The other comforting thing about this Curried Chicken Noodle Soup is the warm spices. The fragrant cinnamon, a touch of cumin and coriander, radiate a warming sensation as you eat it. It’s also full of soup vegetables and finished off with spinach that wilts nicely in the hot broth. Like all soups, it’s very versatile and you can add and minus any vegetables and meat.

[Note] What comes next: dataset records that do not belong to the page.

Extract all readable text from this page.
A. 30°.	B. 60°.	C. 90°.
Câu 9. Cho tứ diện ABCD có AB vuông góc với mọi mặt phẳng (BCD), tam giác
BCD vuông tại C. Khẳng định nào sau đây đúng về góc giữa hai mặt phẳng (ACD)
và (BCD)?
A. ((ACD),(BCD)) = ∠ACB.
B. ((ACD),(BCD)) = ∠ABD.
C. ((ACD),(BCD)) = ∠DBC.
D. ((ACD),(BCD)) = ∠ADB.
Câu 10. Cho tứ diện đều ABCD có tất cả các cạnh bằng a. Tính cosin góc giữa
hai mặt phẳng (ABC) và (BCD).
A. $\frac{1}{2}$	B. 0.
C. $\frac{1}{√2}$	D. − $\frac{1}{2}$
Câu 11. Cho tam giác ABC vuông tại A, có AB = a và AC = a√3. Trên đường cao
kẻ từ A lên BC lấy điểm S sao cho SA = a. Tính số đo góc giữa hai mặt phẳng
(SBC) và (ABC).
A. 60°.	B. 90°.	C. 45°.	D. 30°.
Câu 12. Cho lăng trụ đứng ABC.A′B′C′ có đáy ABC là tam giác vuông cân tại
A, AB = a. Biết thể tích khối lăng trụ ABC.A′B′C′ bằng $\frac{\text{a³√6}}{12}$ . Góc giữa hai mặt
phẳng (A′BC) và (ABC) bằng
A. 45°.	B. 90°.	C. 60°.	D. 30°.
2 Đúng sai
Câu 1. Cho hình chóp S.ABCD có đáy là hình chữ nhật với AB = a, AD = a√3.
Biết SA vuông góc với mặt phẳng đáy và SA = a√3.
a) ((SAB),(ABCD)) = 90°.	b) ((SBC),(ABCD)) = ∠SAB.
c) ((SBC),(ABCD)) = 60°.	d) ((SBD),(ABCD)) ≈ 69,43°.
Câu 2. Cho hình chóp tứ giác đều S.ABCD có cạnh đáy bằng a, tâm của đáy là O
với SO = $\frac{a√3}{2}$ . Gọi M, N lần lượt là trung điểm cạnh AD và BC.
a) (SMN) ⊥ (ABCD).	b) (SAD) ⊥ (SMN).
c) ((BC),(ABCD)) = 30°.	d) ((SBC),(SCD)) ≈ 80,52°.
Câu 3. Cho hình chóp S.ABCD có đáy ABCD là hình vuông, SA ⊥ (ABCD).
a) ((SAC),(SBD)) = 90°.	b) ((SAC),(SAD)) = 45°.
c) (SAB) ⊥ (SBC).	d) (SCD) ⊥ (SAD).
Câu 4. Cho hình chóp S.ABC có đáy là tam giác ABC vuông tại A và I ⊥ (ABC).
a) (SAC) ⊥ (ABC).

Leave the noodles 🙂 You need the comfort that slurping noodles brings.

The quantities below make a big batch but we ate it once and then enjoyed the leftovers the next day when it continued to snow.

curried chicken noodle soup-5

Curried Chicken Noodle Soup

Calories: 3047

Fat: 30g

delicious and warming soup with chicken, noodles and Indian spices.
  • 4 cups chicken, cooked and shredded (a whole chicken)
  • 14oz/397g pack rice noodles
  • 6 large carrots, sliced thin
  • 1lb/455g mushrooms, cleaned and chopped, medium size pieces
  • 1 medium onion, finely diced
  • 1 lb/455g baby spinach
  • 2 teaspoons garlic, minced
  • 1 teaspoon ginger, minced
  • 2 teaspoons cumin, ground
  • 2 teaspoons corinader, ground
  • 1 teaspoon garam masala
  • 1 teaspoon turmeric, ground
  • ½ teaspoon red cayenne powder
  • 1 cinnamon stick
  • 12 cups/3L chicken broth
  • 2 tablespoons coconut or avocado oil
  1. Start by browning the onions in the oil.
  2. When they are caramelised, add the garlic and ginger pastes and cook until fragrant, about a minute.
  3. Add all the spices.
  4. Cook about a minute in the oil.
  5. Add the carrots and the mushrooms and cook about 5 minutes.
  6. Add the broth and and bring to a simmer.
  7. Break the rice noodles in half if desired, and add to the pot.
  8. Simmer the broth until the noodles are cooked through, 10-12 minutes.
  9. Add the chicken and heat through.
  10. Add the spinach and allow it to wilt.
  11. If the soup thickens too much after the noodles are added and cooked, thin out with some water or extra broth.
  12. Serve in bowls and look out for a noodle whipping.
I usually cook a whole chicken in my pressure cooker with an onion, a couple of celery sticks, a couple of carrots, peppercorns, and some garlic cloves and about 4 qts water. It takes about 25-30 minutes depending in your chicken size. Then I strain the broth and debone the chicken. The soup can be ready in an hour.

curried chicken noodle soup-4

Keep warm, everyone! Make lots of soup and turn on that oven and bake something fun!